I am a Florida legal document preparer and the statewide Director of the Florida Association of Legal Document Preparers (FALDP). I am not a paralegal. By definition, paralegals work directly under the supervision of an attorney, I do not. I work directly for consumers who are representing themselves in a court case. Self-represented consumers are called pro se litigants. I call these consumers customers. I don't call them clients, mostly because that's what attorneys call their customers, and I don't want to be anything like or run my business anything like an attorney.
In fact, I go to great pains to not operate like an attorney. Most importantly, I don't give legal advice. My customers always know that I'm not an attorney. In fact, they cannot avoid knowing that I'm not an attorney. My business is virtual, everything I do is over the phone and over the internet. I never meet with my customers face to face. In the first telephone conversation I have with any new or potential customer, I say: As you probably know, I'm not an attorney, I'm a Florida legal document preparer. And what that means is I can prepare documents, explain procedure, and give you legal information, but I cannot provide advice or representation. Frequently I have to interrupt my new or potential customer to get those words said.
The potential customer called with a question. They almost always begin the conversation with – I have a question. After I say my thirty second speech, I then say – and I'll answer your question as I can. They they ask the question, which frequently begins with – how much would you charge – for whatever it is that they need.
I listen to what they need, may ask a few questions for clarity, and then tell them what I charge. This is not called a consultation and is especially not called a “free consultation” although that is exactly what it is. It is called a conversation. Document preparers are specifically prohibited from offering free consultations according to Florida case law which found that a “free consultation” is something that an attorney offers and does, and document preparers are not allowed to offer or do free consultations because a free consultation amounts to the unauthorized practice of law (UPL). Go figure. So its called a conversation.
After the conversation, I request the consumer's email address and tell them, my next step is to send them an email which will include a summary of this conversation, all of my contact information, a price quote, and a link to my website. I tell them they can submit payment on my site through paypal.
The email I send always says the same thing, except for the exact type of service they requested varies according to their request. For example, if the consumer wants a divorce and has children, my email says.
I'm following up our phone conversation for document preparation for a Petition for Dissolution of Marriage with Children. As we discussed, my fee is $255 for the petition documents; and an additional $75 for the Parenting Plan. Please visit my site to learn more about my services – www.for-the-people-of-Florida.com – and you can submit payment on my site with a credit or debit card through paypal whenever you're ready.
Thank you for the opportunity to assist you.

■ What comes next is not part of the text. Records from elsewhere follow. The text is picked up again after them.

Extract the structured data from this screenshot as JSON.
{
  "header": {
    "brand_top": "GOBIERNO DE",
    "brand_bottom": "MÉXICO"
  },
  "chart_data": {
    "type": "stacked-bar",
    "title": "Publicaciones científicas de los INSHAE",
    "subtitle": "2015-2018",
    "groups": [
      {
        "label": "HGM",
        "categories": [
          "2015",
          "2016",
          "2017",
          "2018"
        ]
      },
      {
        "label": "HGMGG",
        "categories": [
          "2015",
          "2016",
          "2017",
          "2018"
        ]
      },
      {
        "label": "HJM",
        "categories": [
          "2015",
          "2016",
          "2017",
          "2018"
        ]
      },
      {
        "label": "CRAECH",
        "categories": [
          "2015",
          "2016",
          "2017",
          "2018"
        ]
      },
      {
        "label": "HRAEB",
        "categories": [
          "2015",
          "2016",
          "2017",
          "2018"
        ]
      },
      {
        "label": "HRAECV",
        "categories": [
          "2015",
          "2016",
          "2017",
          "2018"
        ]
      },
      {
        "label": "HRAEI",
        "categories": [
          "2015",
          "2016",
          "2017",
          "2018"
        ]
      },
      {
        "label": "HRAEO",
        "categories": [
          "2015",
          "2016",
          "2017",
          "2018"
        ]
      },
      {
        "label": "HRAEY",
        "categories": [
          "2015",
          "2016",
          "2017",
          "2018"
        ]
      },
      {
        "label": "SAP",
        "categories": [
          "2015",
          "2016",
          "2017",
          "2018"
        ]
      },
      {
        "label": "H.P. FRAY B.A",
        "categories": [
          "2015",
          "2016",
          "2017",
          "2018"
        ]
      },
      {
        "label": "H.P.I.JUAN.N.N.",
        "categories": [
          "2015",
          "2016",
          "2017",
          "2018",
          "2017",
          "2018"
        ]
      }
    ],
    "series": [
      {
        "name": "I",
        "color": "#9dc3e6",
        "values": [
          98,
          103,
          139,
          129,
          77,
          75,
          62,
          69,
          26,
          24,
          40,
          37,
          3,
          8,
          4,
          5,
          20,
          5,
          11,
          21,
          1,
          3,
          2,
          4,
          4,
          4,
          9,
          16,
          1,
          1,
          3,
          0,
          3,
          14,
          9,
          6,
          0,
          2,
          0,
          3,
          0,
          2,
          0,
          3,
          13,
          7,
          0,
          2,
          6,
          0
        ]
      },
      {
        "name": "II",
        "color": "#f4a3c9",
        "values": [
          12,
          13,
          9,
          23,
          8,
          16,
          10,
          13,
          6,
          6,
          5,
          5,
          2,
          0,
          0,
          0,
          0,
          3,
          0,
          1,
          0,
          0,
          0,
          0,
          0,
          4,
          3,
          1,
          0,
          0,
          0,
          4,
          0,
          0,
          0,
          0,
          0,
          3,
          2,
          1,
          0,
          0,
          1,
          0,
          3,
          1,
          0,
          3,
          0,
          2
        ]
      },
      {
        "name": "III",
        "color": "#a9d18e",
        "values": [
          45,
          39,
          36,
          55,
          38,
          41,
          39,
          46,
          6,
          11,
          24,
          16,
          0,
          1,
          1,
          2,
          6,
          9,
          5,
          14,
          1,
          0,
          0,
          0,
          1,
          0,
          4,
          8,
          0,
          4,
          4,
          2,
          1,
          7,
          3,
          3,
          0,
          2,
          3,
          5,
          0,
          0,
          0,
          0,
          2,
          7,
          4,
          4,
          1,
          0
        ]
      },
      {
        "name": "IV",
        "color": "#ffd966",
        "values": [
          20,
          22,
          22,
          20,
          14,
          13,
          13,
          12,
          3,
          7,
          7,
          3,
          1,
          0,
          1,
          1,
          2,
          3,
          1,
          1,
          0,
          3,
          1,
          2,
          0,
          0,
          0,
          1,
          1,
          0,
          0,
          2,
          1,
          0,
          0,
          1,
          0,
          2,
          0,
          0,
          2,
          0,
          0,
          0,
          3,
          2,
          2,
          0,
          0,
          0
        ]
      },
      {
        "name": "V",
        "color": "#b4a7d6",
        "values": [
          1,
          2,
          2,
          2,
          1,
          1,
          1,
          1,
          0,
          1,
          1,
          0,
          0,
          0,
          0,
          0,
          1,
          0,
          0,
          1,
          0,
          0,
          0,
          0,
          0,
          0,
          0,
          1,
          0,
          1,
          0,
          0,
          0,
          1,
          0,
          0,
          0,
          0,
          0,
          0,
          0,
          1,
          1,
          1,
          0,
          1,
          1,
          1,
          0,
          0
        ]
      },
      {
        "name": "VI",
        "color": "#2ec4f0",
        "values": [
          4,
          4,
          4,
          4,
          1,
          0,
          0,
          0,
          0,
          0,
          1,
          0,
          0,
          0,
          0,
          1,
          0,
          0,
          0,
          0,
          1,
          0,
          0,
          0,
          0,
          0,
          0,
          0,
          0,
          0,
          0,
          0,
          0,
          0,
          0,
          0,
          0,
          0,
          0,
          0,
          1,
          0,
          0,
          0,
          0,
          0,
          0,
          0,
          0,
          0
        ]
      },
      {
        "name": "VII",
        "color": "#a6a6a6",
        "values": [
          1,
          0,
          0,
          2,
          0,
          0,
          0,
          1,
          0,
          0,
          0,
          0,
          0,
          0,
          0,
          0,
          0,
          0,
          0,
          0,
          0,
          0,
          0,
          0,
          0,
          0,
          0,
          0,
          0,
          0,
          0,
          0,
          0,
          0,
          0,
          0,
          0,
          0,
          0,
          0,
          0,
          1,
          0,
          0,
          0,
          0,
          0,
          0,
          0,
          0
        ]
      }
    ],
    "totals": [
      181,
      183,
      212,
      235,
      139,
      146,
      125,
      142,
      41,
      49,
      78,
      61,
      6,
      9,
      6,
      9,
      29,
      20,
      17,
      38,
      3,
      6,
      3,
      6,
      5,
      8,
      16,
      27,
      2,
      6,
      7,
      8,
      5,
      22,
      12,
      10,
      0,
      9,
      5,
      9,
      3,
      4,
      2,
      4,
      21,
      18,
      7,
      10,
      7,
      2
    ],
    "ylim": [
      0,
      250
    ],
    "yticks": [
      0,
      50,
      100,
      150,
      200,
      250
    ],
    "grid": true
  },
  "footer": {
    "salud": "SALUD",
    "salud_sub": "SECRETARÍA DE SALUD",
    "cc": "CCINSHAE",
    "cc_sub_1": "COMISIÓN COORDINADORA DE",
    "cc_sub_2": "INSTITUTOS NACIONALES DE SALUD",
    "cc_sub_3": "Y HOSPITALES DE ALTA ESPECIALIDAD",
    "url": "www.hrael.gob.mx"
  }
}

In the signature of my email I include these words: I am not an attorney and do not provide legal advice. When a customer goes to my site he sees those words again. Before the customer submits payment he is required to click a box to acknowledge that he has read my disclaimer, disclosure, and site policies. Without clicking the box, he cannot arrive at the payment page. The disclaimer, disclosure and site policies are here - http://www.for-the-people-of-florida.com/disclaimer-and-disclosure.php
After the customer pays, I intake the information I need to prepare their documents. If the customer wants divorce documents prepared or any other type of family law documents prepared, I set up a phone appointment so that I can intake their information during a phone call. Forms for family law are on the Florida Supreme Court's site – www.flcourts.org – and the rule is that when a document preparer is using Florida Supreme Court approved forms, she can intake the information verbally. So that's what I do. Family law forms are nearly the only Florida Supreme Court approved forms in existence. Even forms for federal filings such as bankruptcy and immigration are not considered Florida Supreme Court approved forms.
I don't prepare forms for bankruptcy or immigration. I do, however, prepare other types of forms which are not Florida Supreme Court approved. I prepare documents for Early Termination of Probation, a few Expunge & Seal, Answers for civil court, and Summary Administration of Estate. For all of these I intake the customer's information in writing. Exactly how that works is the subject of another article which will be coming soon.
The reason I'm writing this series of articles is that I want to make it clear to consumers, potential customers, attorneys, and the Florida Bar exactly what I do. I also want everyone to understand why I do what I do. I am for the little guy. I am for the downtrodden. I am for the consumer who needs documents and hiring an attorney is out of the question. I am for justice.